Uzak ülkelerin birinde genç ve güzel bir prenses varmış. Bu prenses hep hüzünlüymüş, yüzü bir türlü gülmüyormuş. Kral kızının bu haline çok üzülüyormuş, ülkedeki bütün doktorları saraya çağırıp prensesi muayene ettirdiği halde hiç birisi genç kızın derdine çare bulamamışlar. Görünüşte prensesin herhangi bir sağlık sorunu yokmuş. Tek sıkıntı onun sürekli hüzünlü olması, o güzel yüzünün gülmemesiymiş.

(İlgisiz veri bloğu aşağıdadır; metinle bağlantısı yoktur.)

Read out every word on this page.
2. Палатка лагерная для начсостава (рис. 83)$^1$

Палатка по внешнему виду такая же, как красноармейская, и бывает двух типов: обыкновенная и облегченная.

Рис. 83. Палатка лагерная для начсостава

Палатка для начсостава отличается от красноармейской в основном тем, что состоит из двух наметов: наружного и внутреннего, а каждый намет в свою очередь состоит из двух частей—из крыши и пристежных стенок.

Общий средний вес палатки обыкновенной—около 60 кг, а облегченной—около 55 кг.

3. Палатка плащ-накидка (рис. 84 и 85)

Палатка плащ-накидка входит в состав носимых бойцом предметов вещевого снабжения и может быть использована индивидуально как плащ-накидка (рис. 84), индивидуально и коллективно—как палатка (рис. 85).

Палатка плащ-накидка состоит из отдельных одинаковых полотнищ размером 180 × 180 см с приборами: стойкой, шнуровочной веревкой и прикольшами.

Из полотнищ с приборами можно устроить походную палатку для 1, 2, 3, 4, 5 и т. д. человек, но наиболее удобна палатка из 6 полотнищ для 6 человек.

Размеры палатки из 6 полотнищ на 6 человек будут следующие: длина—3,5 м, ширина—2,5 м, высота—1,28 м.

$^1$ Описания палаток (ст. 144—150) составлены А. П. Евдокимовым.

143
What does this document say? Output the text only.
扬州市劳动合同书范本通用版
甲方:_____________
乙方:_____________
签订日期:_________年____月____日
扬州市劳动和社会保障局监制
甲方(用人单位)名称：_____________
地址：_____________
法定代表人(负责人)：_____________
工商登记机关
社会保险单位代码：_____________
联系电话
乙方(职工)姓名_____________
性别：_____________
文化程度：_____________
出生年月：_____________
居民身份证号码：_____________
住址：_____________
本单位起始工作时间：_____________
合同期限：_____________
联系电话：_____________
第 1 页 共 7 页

Kral kızıyla konuşmayı defalarca denediği halde, her defasında prenses ona hiçbir derdi ya da sıkıntısı olmadığını söylüyormuş. Kral kendi kendine düşünüyormuş, derdi sıkıntısı olmayan birisinin yüzü nasıl gülmez buna bir anlam veremiyormuş. Kral kızına ve ülke halkına karşı çok iyiymiş. Ülkedeki fakirlere saraydan düzenli olarak yiyecek ve giyecek yardımı yapılıyormuş. Kral tüm halkımımın yüzünü güldürebiliyorum ama kızımın yüzünü bir türlü güldüremiyorum diye kendi kendini yiyip bitiriyormuş. Kızının kimseye açamadığı bir derdi olduğunu biliyor ama bu konuda çaresiz kalıyormuş. Prenses değil derdini söylemek, kimseyle doğru düzgün konuşmuyormuş bile. Yaptığı tek şey bütün gün sarayın bahçesinde dolaşmakmış. Bu durum kralın gözünden kaçmıyormuş, fakat kızını bu konuda uyarıp üzmek istemiyormuş. Sonuçta sarayın bahçesi prenses için güvenli bir yer olduğu için bırakıyormuş kızı bütün gün dolaşsın.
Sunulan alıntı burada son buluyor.